How to run Azure Function locally with System Assigned Id?

Question

I am trying to use System-Assigned managed identity to access Azure Cosmos DB data as described in the Microsoft Document: https://learn.microsoft.com/en-us/azure/cosmos-db/managed-identity-based-authentication

I have created System-Assigned Id in my Azure Function and assigned "Cosmos DB Built-in Data Reader" role assignment to the Cosmos DB (basically gave read permissions from that function).

I have then followed the code in the "(Optional) Run the function locally" section to try and run my function locally. However it fails with the following message:

Request blocked by Auth <my cosmos account> : Request is blocked because principal [89c3cdb1-438c-4e04-a16d-...........] does not have required RBAC permissions to perform action [Microsoft.DocumentDB/databaseAccounts/readMetadata] on resource [/]

The Principal Id returned in this message is different from the Principal Id of my azure function.

Obviously this happens because my local account has a different Principal Id from the System-Assigned principle id in my Function on Azure.

However I couldn't find anywhere on how to set up the same System-Assigned principle id locally.

Does anyone have an idea?

Answer 1

I have tried all the suggestions and unfortunately I was not able to run Azure Function locally with System Assigned Id.

The closes workaround I could find was to:

• For deployment to Azure use System-Assigned identity
• For running Function locally - just grant relevant permission to my local account principal Id that was failing authentication before (89c3cdb1-438c-4e04-a16d-...........)

---

So the full steps to make Azure Function run both in Azure and locally with minimum hassle are:

1. Turn on System assigned identity in the Function app and copy Principal Id
2. Grant permissions to System assigned identity with an Azure cli command like this:

az cosmosdb sql role assignment create \
    --resource-group $resourceGroupName \
    --account-name $cosmosName \
    --role-definition-name "Cosmos DB Built-in Data Contributor" \
    --principal-id <Principal Id from Step 1> \
    --scope $scope

Command is taken from Microsoft Document: https://learn.microsoft.com/en-us/azure/cosmos-db/managed-identity-based-authentication

3. Run the function locally with DefaultAzureCredential. Something like this:

    var cosmosDbEndpoint = Environment.GetEnvironmentVariable("CosmosDbEndpoint", EnvironmentVariableTarget.Process);
    var cosmosClient = new CosmosClient(accountEndpoint: cosmosDbEndpoint, new DefaultAzureCredential());
   

4. Copy the blocked principal Id of your local account in the error message Request is blocked because principal [<blocked principal Id>]

5. Grant permissions to your local account with the same command as in step 2, just with a principal Id from step 5:

az cosmosdb sql role assignment create \
    --resource-group $resourceGroupName \
    --account-name $cosmosName \
    --role-definition-name "Cosmos DB Built-in Data Contributor" \
    --principal-id <Principal Id from Step 5> \
    --scope $scope

Of course you can set different definitions for those commands, but the principle is the same.

---

One more thing I would add is that running Function locally takes forever due to all the credential types it has to check.

So in order to minimise execution time its good to exclude all the unnecessary credential types.
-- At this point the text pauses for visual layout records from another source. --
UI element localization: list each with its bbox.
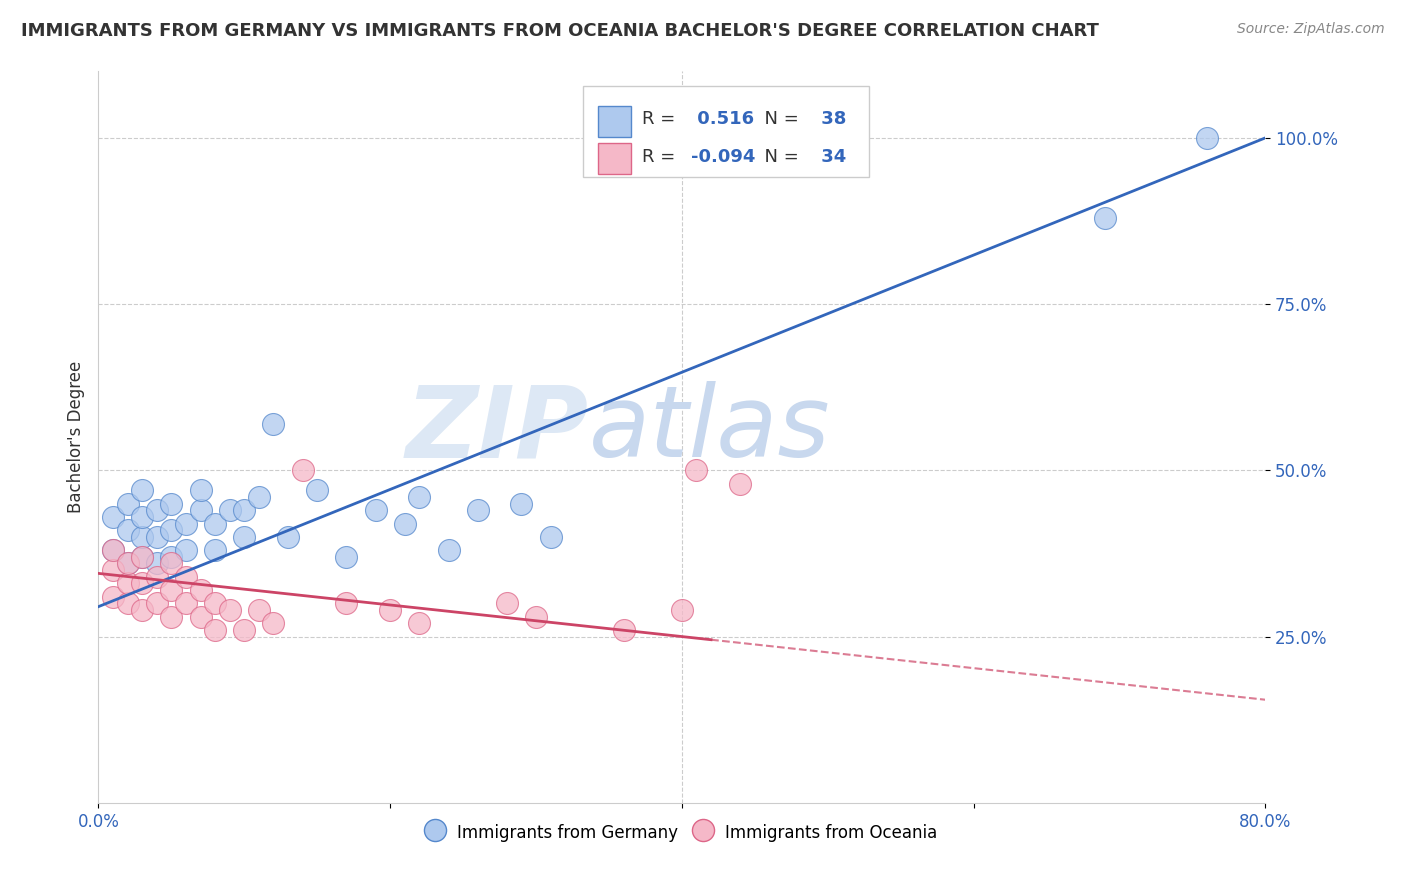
Point — [146, 530, 169, 544]
Point — [160, 549, 183, 564]
Point — [685, 463, 707, 477]
Text: ZIP: ZIP — [405, 381, 589, 478]
Point — [218, 503, 240, 517]
Point — [146, 596, 169, 610]
Point — [101, 590, 124, 604]
FancyBboxPatch shape — [598, 144, 630, 174]
Point — [131, 576, 153, 591]
Point — [540, 530, 562, 544]
Y-axis label: Bachelor's Degree: Bachelor's Degree — [66, 361, 84, 513]
Point — [364, 503, 387, 517]
Point — [146, 503, 169, 517]
Point — [394, 516, 416, 531]
Point — [204, 543, 226, 558]
Point — [160, 557, 183, 571]
Point — [131, 549, 153, 564]
Point — [190, 582, 212, 597]
Point — [131, 603, 153, 617]
Point — [247, 490, 270, 504]
Point — [467, 503, 489, 517]
Point — [190, 503, 212, 517]
Point — [160, 609, 183, 624]
Point — [117, 596, 139, 610]
Text: IMMIGRANTS FROM GERMANY VS IMMIGRANTS FROM OCEANIA BACHELOR'S DEGREE CORRELATION: IMMIGRANTS FROM GERMANY VS IMMIGRANTS FR… — [21, 22, 1099, 40]
Text: 34: 34 — [815, 148, 846, 166]
Text: Source: ZipAtlas.com: Source: ZipAtlas.com — [1237, 22, 1385, 37]
Point — [233, 530, 256, 544]
FancyBboxPatch shape — [598, 106, 630, 137]
Text: 38: 38 — [815, 110, 846, 128]
Point — [174, 543, 197, 558]
Point — [146, 570, 169, 584]
Point — [131, 549, 153, 564]
Text: R =: R = — [643, 148, 675, 166]
Point — [291, 463, 314, 477]
Point — [524, 609, 547, 624]
Point — [174, 596, 197, 610]
Point — [730, 476, 752, 491]
Point — [671, 603, 693, 617]
Point — [190, 483, 212, 498]
Point — [1195, 131, 1218, 145]
Legend: Immigrants from Germany, Immigrants from Oceania: Immigrants from Germany, Immigrants from… — [420, 815, 943, 849]
Point — [1094, 211, 1116, 225]
Point — [408, 490, 430, 504]
Point — [233, 503, 256, 517]
Point — [101, 509, 124, 524]
Point — [131, 509, 153, 524]
Point — [117, 576, 139, 591]
Point — [117, 497, 139, 511]
Point — [174, 570, 197, 584]
Point — [160, 582, 183, 597]
Point — [117, 523, 139, 537]
Point — [101, 563, 124, 577]
Point — [262, 616, 284, 631]
Point — [307, 483, 329, 498]
Point — [335, 596, 357, 610]
FancyBboxPatch shape — [582, 86, 869, 178]
Point — [131, 530, 153, 544]
Point — [247, 603, 270, 617]
Point — [117, 557, 139, 571]
Point — [117, 557, 139, 571]
Point — [204, 516, 226, 531]
Point — [160, 497, 183, 511]
Text: atlas: atlas — [589, 381, 830, 478]
Point — [204, 596, 226, 610]
Point — [190, 609, 212, 624]
Point — [160, 523, 183, 537]
Text: R =: R = — [643, 110, 675, 128]
Text: N =: N = — [754, 110, 799, 128]
Point — [233, 623, 256, 637]
Point — [496, 596, 519, 610]
Point — [510, 497, 533, 511]
Point — [131, 483, 153, 498]
Point — [218, 603, 240, 617]
Text: N =: N = — [754, 148, 799, 166]
Point — [612, 623, 634, 637]
Point — [174, 516, 197, 531]
Point — [262, 417, 284, 431]
Point — [277, 530, 299, 544]
Point — [101, 543, 124, 558]
Point — [101, 543, 124, 558]
Point — [380, 603, 402, 617]
Point — [204, 623, 226, 637]
Point — [408, 616, 430, 631]
Point — [146, 557, 169, 571]
Point — [335, 549, 357, 564]
Text: -0.094: -0.094 — [692, 148, 755, 166]
Text: 0.516: 0.516 — [692, 110, 755, 128]
Point — [437, 543, 460, 558]
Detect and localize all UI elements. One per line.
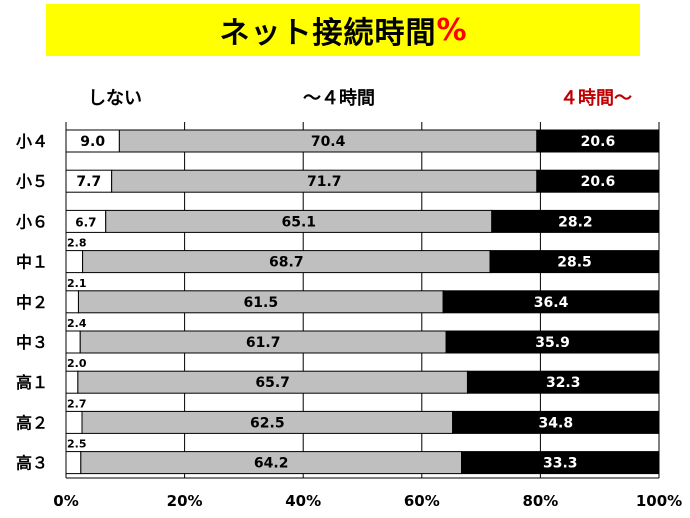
bar-segment: [489, 250, 660, 274]
data-label: 70.4: [311, 134, 346, 150]
data-label: 33.3: [543, 456, 578, 472]
category-label: 中２: [16, 293, 48, 312]
bar-segment: [466, 370, 660, 394]
data-label: 36.4: [534, 295, 569, 311]
data-label: 20.6: [581, 134, 616, 150]
data-label: 2.5: [67, 438, 87, 451]
bar-segment: [491, 209, 660, 233]
category-label: 小４: [16, 132, 48, 151]
category-label: 中３: [16, 333, 48, 352]
legend-label-over4: ４時間～: [560, 88, 632, 109]
x-tick-label: 60%: [404, 492, 440, 510]
data-label: 2.7: [67, 397, 87, 410]
x-tick-label: 40%: [285, 492, 321, 510]
x-tick-label: 80%: [522, 492, 558, 510]
data-label: 35.9: [535, 335, 570, 351]
bar-segment: [536, 129, 660, 153]
bar-segment: [536, 169, 660, 193]
data-label: 61.7: [246, 335, 281, 351]
data-label: 68.7: [269, 255, 304, 271]
data-label: 2.8: [67, 237, 87, 250]
data-label: 2.4: [67, 317, 87, 330]
data-label: 65.1: [281, 214, 316, 230]
chart-title: ネット接続時間: [219, 16, 437, 51]
data-label: 34.8: [539, 415, 574, 431]
bar-segment: [452, 410, 660, 434]
category-label: 高３: [16, 454, 48, 473]
bar-segment: [65, 330, 81, 354]
legend-label-under4: ～４時間: [303, 88, 375, 109]
bar-segment: [65, 250, 84, 274]
x-tick-label: 100%: [636, 492, 682, 510]
data-label: 2.0: [67, 357, 87, 370]
legend-label-none: しない: [88, 88, 142, 109]
x-tick-label: 20%: [167, 492, 203, 510]
category-label: 小５: [16, 172, 48, 191]
data-label: 6.7: [75, 215, 96, 229]
data-label: 20.6: [581, 174, 616, 190]
data-label: 9.0: [80, 134, 105, 150]
bar-segment: [65, 410, 83, 434]
chart-title-banner: ネット接続時間%: [46, 4, 640, 56]
bar-segment: [65, 370, 79, 394]
data-label: 7.7: [76, 174, 101, 190]
category-label: 中１: [16, 253, 48, 272]
data-label: 61.5: [244, 295, 279, 311]
category-label: 高２: [16, 413, 48, 432]
data-label: 71.7: [307, 174, 342, 190]
data-label: 28.2: [558, 214, 593, 230]
bar-segment: [461, 451, 660, 475]
bar-segment: [442, 290, 660, 314]
category-label: 高１: [16, 373, 48, 392]
data-label: 62.5: [250, 415, 285, 431]
category-label: 小６: [16, 212, 48, 231]
bar-segment: [445, 330, 660, 354]
data-label: 64.2: [254, 456, 289, 472]
data-label: 32.3: [546, 375, 581, 391]
data-label: 28.5: [557, 255, 592, 271]
bar-segment: [65, 451, 82, 475]
x-tick-label: 0%: [53, 492, 78, 510]
data-label: 2.1: [67, 277, 87, 290]
chart-title-percent: %: [436, 12, 467, 48]
data-label: 65.7: [255, 375, 290, 391]
bar-segment: [65, 290, 79, 314]
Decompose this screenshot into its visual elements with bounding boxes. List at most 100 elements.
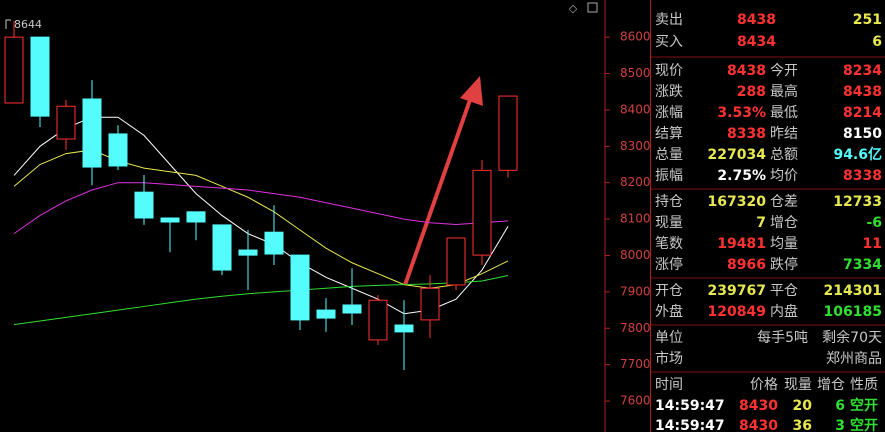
candle-body xyxy=(212,224,232,271)
y-tick-label: 8500 xyxy=(620,66,651,80)
panel-label: 性质 xyxy=(850,377,878,393)
panel-value: 251 xyxy=(853,12,882,28)
candle-body xyxy=(290,254,310,321)
panel-value: 8438 xyxy=(737,12,776,28)
candle-body xyxy=(420,287,440,321)
y-tick-label: 8100 xyxy=(620,212,651,226)
max-marker xyxy=(5,19,11,29)
panel-value: 36 xyxy=(793,418,812,432)
panel-label: 今开 xyxy=(770,63,798,79)
panel-label: 现量 xyxy=(784,377,812,393)
panel-value: 8966 xyxy=(727,257,766,273)
candle-body xyxy=(446,237,466,286)
candle-body xyxy=(316,309,336,319)
panel-label: 最高 xyxy=(770,83,798,100)
square-icon[interactable] xyxy=(587,2,598,13)
panel-value: 288 xyxy=(737,84,766,100)
panel-value: 8214 xyxy=(843,105,882,121)
panel-value: 空开 xyxy=(850,417,878,432)
panel-label: 内盘 xyxy=(770,303,798,320)
panel-label: 卖出 xyxy=(655,12,683,28)
panel-value: 7334 xyxy=(843,257,882,273)
panel-value: 239767 xyxy=(708,283,766,299)
y-tick-label: 8200 xyxy=(620,175,651,189)
candle-body xyxy=(394,324,414,333)
panel-value: 120849 xyxy=(708,304,766,320)
panel-label: 涨跌 xyxy=(655,84,683,100)
panel-value: 空开 xyxy=(850,397,878,414)
panel-value: 227034 xyxy=(708,147,767,163)
candle-body xyxy=(30,36,50,117)
chart-marks: 7600 7700 7800 7900 8000 8100 8200 8300 8400 8500… xyxy=(4,21,651,408)
candle-body xyxy=(186,211,206,223)
panel-label: 跌停 xyxy=(770,256,798,273)
panel-label: 涨幅 xyxy=(655,105,683,121)
panel-value: 6 xyxy=(835,398,845,414)
candle-body xyxy=(498,95,518,171)
candle-body xyxy=(82,98,102,168)
panel-label: 涨停 xyxy=(655,256,683,273)
panel-label: 平仓 xyxy=(770,283,798,299)
panel-label: 郑州商品 xyxy=(826,351,882,367)
panel-value: 8438 xyxy=(843,84,882,100)
panel-value: 2.75% xyxy=(717,168,766,184)
panel-value: 11 xyxy=(863,236,882,252)
panel-label: 持仓 xyxy=(655,194,683,210)
max-label: 8644 xyxy=(14,18,42,31)
panel-label: 振幅 xyxy=(655,168,683,184)
y-tick-label: 8300 xyxy=(620,139,651,153)
y-tick-label: 8400 xyxy=(620,102,651,116)
candle-body xyxy=(472,169,492,256)
panel-label: 均价 xyxy=(770,168,798,184)
panel-value: 8434 xyxy=(737,34,776,50)
trend-arrow-head xyxy=(460,76,483,106)
panel-value: 106185 xyxy=(824,304,882,320)
candle-body xyxy=(56,105,76,140)
candle-body xyxy=(238,249,258,256)
panel-value: 20 xyxy=(793,398,813,414)
panel-value: 8438 xyxy=(727,63,766,79)
candle-body xyxy=(108,133,128,167)
panel-value: 19481 xyxy=(717,236,766,252)
panel-value: 8430 xyxy=(739,398,778,414)
panel-label: 现量 xyxy=(655,215,683,231)
diamond-icon[interactable]: ◇ xyxy=(569,2,578,15)
moving-average xyxy=(13,182,509,235)
panel-label: 时间 xyxy=(655,377,683,393)
panel-value: 8234 xyxy=(843,63,882,79)
panel-value: 214301 xyxy=(824,283,882,299)
panel-value: 14:59:47 xyxy=(655,418,725,432)
y-tick-label: 7800 xyxy=(620,321,651,335)
y-tick-label: 8000 xyxy=(620,248,651,262)
panel-value: -6 xyxy=(866,215,882,231)
panel-value: 94.6亿 xyxy=(833,146,882,163)
panel-label: 总量 xyxy=(655,147,683,163)
panel-value: 8430 xyxy=(739,418,778,432)
candle-body xyxy=(342,304,362,314)
candle-body xyxy=(134,191,154,219)
panel-value: 8150 xyxy=(843,126,882,142)
panel-label: 增仓 xyxy=(770,215,798,231)
panel-label: 开仓 xyxy=(655,283,683,299)
y-tick-label: 7900 xyxy=(620,284,651,298)
y-tick-label: 8600 xyxy=(620,30,651,44)
panel-label: 均量 xyxy=(770,236,798,252)
panel-label: 外盘 xyxy=(655,303,683,320)
panel-label: 仓差 xyxy=(770,194,798,210)
moving-average xyxy=(13,275,509,326)
panel-label: 价格 xyxy=(750,377,778,393)
panel-label: 每手5吨 xyxy=(757,330,808,346)
y-tick-label: 7700 xyxy=(620,357,651,371)
panel-label: 笔数 xyxy=(655,236,683,252)
candle-body xyxy=(160,217,180,223)
panel-label: 单位 xyxy=(655,330,683,346)
trend-arrow xyxy=(403,99,472,286)
panel-value: 3 xyxy=(835,418,845,432)
y-tick-label: 7600 xyxy=(620,394,651,408)
panel-value: 167320 xyxy=(708,194,767,210)
panel-value: 3.53% xyxy=(717,105,766,121)
candle-body xyxy=(4,36,24,104)
panel-label: 增仓 xyxy=(817,377,845,393)
panel-label: 现价 xyxy=(655,63,683,79)
panel-value: 7 xyxy=(756,215,766,231)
Lets say locally your account authenticates from Azure cli credentials, then you would create credentials like that:

var cosmosDbEndpoint = Environment.GetEnvironmentVariable("CosmosDbEndpoint", EnvironmentVariableTarget.Process);

var localDebugging = Environment.GetEnvironmentVariable("LocalDebugging");
var credentials = localDebugging is null or not "true" ?
    new DefaultAzureCredential() : // running on Azure 
    new DefaultAzureCredential(new DefaultAzureCredentialOptions() // running locally
    {
       ExcludeManagedIdentityCredential = true,
       // ExcludeAzureCliCredential = true,
       ExcludeAzureDeveloperCliCredential = true,
       ExcludeAzurePowerShellCredential = true,
       ExcludeEnvironmentCredential = true,

       ExcludeInteractiveBrowserCredential = true,
       ExcludeSharedTokenCacheCredential = true,
       ExcludeVisualStudioCodeCredential = true,
       ExcludeVisualStudioCredential = true,
       ExcludeWorkloadIdentityCredential = true,
    });

services.AddSingleton<CosmosClient>(sp => new CosmosClient(accountEndpoint: cosmosDbEndpoint, credentials));

Hope it helps somebody struggling with the same.